With the proliferation of new technologies, especially those which upend previously long-held ones central to society or that are very new and testing different types of evidence, mistakes are going to be inevitably made, and with potentially disastrous consequences.
According to the Wall Street Journal, there has been one of the first seeming cases of an error in prosecutorial judgement caused by errors related to facial recognition technology as a man was wrongly arrested after a false positive from a facial recognition program misidentified him as the perpetrator of a crime.
A New Jersey man is suing local authorities who he says wrongly arrested him based on a false facial-recognition match, in a case that has fueled debate over the accuracy of the fast-emerging technology.
The man, 33-year-old Nijeer Parks, spent more than a week in jail after police detained him in February 2019 on charges of shoplifting, assault and drug possession related to a Jan. 26 incident that year at a Hampton Inn hotel in Woodbridge, N.J., according to a complaint filed in New Jersey Superior Court.
The criminal case was dismissed in November 2019, according to a court official in Middlesex County, where Woodbridge is located.
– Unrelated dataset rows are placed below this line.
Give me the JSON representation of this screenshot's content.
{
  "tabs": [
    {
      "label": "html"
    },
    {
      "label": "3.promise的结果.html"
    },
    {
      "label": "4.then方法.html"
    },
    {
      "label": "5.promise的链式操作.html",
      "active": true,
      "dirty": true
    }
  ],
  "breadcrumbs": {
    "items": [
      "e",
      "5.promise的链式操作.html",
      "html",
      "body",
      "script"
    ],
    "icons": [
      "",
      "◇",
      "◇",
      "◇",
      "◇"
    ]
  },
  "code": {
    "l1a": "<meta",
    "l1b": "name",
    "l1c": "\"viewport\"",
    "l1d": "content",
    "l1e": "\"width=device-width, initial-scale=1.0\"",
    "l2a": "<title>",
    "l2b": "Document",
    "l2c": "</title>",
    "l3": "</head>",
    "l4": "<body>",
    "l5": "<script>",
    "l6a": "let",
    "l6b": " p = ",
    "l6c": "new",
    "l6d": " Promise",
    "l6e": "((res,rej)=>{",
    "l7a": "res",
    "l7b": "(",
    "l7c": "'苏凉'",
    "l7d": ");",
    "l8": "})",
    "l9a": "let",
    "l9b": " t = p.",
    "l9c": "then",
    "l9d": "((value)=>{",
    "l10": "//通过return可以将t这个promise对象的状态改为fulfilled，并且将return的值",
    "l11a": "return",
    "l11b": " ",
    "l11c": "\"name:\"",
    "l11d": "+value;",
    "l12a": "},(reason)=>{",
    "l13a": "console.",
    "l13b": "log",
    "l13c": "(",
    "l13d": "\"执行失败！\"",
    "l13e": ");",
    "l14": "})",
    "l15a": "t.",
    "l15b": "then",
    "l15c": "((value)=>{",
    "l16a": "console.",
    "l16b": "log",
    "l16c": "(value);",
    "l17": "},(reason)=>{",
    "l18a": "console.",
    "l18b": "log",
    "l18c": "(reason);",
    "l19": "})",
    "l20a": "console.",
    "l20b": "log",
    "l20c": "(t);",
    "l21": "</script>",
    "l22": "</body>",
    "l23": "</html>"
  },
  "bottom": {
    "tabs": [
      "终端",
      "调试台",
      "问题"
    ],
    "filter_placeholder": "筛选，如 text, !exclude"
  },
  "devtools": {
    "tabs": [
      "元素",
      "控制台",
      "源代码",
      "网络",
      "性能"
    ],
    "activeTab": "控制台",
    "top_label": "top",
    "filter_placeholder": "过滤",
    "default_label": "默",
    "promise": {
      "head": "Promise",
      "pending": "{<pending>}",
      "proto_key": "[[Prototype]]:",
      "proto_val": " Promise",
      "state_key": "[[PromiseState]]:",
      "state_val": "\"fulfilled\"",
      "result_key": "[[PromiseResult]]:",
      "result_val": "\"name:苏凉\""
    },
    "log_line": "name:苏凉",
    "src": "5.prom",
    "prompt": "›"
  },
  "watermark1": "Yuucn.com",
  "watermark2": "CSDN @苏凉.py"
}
Mr. Parks is now seeking unspecified damages, according to the complaint, over allegations including false arrest, civil-rights violations and emotional distress.
Police in January 2019 submitted for facial-recognition analysis to investigators in New Jersey and New York the picture from a driver’s license they had collected from the suspect, according to a police report. The suspect later fled the crime scene. Authorities from two other departments responded that they had a “high profile comparison” to Mr. Parks, according to the report, which led Woodbridge police to seek and obtain an arrest warrant.
Woodbridge police and prosecutors in Middlesex County didn’t immediately respond to requests for comment. New York state police officials, whom the Woodbridge police sent photographs for facial-recognition comparison, said their records showed they didn’t provide any leads in the case. The New Jersey state police also said its information-sharing and intelligence unit didn’t complete a facial recognition identification. (source)
Errors in prosecutorial judgement fare likely going to become a lot more common in the future, especially considering the addition of DeepFake technologies, which continue to advance and have become dangerously life-like, carrying consequences for government and society alike, the most dangerous two being the exoneration of the guilty and the conviction of the innocent using false evidence. If this was combined with ‘facial recognition’ technology faulty or not, the consequences could be universally deadly no matter what the circumstances are.
As such, a trend to watch for carefully is not just ‘errors’, but rather the transformation of technology over the decade from ‘helping catch criminals’ into being a battering ram used against the common man by powerful men against the rest of humanity more so than it has ever been in history, as the tools to achieve this same end will be unprecedented in their capabilities, range, and effectiveness as compared to the rest of history.